Michel Camilo - Live in London - (Redondo Music)
Pianist/composer Camilo is originally from the Dominican Republic, and certainly incorparates Latin rythms in his work, but his writing is ultimately sui generis. Cascading runs, multi linenear interpolations, and ellipsis are recurrent tropes in his work. On this solo recording his power, passion, and cleverness are unsurpressable. You won't believe your ears. It's like he's always poking you awake. Wonderful.

Blue Note All Stars - Our Point Of view - (Blue Note)
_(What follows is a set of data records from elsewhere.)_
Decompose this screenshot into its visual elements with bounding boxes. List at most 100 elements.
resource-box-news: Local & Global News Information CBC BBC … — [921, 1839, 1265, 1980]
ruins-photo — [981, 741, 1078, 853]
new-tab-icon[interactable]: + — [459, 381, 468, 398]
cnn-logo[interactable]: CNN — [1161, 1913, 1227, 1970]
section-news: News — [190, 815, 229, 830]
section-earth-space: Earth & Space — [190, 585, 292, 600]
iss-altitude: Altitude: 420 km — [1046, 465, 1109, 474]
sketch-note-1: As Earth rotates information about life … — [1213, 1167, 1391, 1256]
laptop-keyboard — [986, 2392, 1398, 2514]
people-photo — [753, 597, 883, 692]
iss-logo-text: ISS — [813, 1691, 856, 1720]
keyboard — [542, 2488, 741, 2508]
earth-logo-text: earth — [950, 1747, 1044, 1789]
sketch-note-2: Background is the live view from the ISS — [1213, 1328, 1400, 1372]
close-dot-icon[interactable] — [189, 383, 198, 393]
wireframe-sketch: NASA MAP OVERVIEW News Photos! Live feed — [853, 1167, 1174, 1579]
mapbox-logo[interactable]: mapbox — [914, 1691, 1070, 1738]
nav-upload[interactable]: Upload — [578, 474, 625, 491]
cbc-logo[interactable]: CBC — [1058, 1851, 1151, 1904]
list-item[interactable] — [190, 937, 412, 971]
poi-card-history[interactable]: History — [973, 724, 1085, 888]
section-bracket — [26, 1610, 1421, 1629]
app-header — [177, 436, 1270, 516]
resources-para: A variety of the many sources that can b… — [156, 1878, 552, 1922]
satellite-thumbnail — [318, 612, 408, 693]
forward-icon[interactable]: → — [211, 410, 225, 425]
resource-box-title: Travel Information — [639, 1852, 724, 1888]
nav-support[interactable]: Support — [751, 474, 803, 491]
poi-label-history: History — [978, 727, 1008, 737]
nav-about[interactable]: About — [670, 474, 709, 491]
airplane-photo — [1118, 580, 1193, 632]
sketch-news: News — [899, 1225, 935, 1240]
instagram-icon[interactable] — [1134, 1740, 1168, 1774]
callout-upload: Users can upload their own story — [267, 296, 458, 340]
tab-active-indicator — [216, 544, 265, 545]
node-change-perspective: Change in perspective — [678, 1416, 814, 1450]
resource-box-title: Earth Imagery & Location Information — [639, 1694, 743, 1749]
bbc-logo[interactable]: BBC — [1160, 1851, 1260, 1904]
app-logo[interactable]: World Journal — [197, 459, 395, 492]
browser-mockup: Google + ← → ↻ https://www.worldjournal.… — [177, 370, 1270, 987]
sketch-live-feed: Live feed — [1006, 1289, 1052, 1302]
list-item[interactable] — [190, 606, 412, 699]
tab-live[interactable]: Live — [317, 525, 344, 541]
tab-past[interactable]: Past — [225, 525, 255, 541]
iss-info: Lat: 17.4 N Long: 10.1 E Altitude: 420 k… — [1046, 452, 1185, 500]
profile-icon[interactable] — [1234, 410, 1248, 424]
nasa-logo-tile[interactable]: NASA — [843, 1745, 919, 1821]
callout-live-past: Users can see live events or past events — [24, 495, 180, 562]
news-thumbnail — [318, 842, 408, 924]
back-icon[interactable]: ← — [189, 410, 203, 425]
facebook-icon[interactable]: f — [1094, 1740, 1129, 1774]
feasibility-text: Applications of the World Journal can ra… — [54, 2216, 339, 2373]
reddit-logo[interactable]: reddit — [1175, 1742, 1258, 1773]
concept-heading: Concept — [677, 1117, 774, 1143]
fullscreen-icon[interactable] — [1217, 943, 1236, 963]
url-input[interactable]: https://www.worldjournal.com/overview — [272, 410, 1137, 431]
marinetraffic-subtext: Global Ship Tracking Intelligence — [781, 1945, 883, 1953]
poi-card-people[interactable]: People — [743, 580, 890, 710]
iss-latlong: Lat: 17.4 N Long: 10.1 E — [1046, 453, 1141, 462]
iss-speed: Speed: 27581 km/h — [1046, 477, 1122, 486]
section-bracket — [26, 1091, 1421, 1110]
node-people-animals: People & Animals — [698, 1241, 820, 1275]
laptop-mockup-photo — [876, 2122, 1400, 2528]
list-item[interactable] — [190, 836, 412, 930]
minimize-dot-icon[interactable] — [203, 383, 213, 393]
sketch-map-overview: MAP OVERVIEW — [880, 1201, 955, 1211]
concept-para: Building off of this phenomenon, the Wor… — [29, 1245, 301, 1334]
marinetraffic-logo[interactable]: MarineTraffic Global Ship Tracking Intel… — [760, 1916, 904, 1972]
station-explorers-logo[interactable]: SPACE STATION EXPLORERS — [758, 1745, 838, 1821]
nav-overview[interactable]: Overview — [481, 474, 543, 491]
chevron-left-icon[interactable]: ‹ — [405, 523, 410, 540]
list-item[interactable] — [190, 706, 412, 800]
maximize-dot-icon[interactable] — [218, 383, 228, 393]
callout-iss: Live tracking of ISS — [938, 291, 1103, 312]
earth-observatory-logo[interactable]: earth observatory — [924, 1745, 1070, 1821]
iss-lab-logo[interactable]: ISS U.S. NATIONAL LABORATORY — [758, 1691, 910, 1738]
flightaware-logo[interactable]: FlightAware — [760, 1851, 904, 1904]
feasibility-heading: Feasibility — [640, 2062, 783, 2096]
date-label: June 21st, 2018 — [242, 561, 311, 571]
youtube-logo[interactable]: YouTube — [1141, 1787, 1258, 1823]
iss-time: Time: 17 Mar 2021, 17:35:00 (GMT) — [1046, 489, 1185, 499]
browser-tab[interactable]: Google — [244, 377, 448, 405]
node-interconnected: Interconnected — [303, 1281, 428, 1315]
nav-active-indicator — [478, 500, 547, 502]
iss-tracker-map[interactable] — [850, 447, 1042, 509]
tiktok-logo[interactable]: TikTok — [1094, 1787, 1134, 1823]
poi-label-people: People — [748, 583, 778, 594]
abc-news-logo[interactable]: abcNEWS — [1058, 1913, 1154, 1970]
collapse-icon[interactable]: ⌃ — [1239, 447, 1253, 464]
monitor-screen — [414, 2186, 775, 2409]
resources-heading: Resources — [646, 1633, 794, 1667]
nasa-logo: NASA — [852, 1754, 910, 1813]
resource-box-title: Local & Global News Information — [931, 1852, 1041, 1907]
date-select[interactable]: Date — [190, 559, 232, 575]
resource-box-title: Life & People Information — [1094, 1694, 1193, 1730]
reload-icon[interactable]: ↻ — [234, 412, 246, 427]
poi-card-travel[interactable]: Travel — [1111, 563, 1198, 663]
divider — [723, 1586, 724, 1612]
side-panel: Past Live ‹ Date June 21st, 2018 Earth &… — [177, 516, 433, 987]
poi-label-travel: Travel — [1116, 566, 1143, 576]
Here they all are, the new crop of mega stars in the jazz firmament. Guitarist Lionel Loueke, trumpeter Ambrose Akinmusire, saxophonist, Marcus Strickland, drummer Kendrick Scott, bassist, Derrick Hodge, and pianist, Robert Glasper have all released many of the most acclaimed records in recent years, each leading his own ensemble. They are joined by two of the legendary Blue Note All Stars of the golden age, Wayne Shorter and Herbie Hancock on my favorite cut, Shorter's "Masquelero". This record is instantly historic the way the first Art Blakey Jazz Messenger records were. It's a document of performance styles and musical fashion. While many of the artists, Glasper in particular, owe their popularity to their acceleration of bop rhythms, innovative sychopation over soul and hip hop beats, using electronic instrumentation, and fragmentary exhortations, there is also something else going on here. There is a connection to the angst ridden elctron driven quantum uncertainty that passes for communication in the internet age.

Gregory Porter - Nat King Cole & Me - (Blue Note)
Porter is the new top dog in male jazz vocalists, and it shows just how far off the popular radar jazz is, considering the fact that he should be as well known as the man his is celebrating on this recording. Porter has pipes. While some of his own songs are pretty fine, he has yet to always find material equal to his talents the way say Donny Hathaway did, so it seems appropriate that he borrow from the man who had it all, NKC. While not exactly a vocal clone job, Poter does capture Cole's phrasing, nuanced tone, and story telling skills whiule being acoompanied by arrangements that seem like subtly enhanced refinements of the originals (kudos to Vince Mendoza). The freshest cuts are "Miss Otis Regrets", "I Wonder Who My Daddy Is", and the best cut, Poter's original composition in the Cole tradition, "When Love Was King".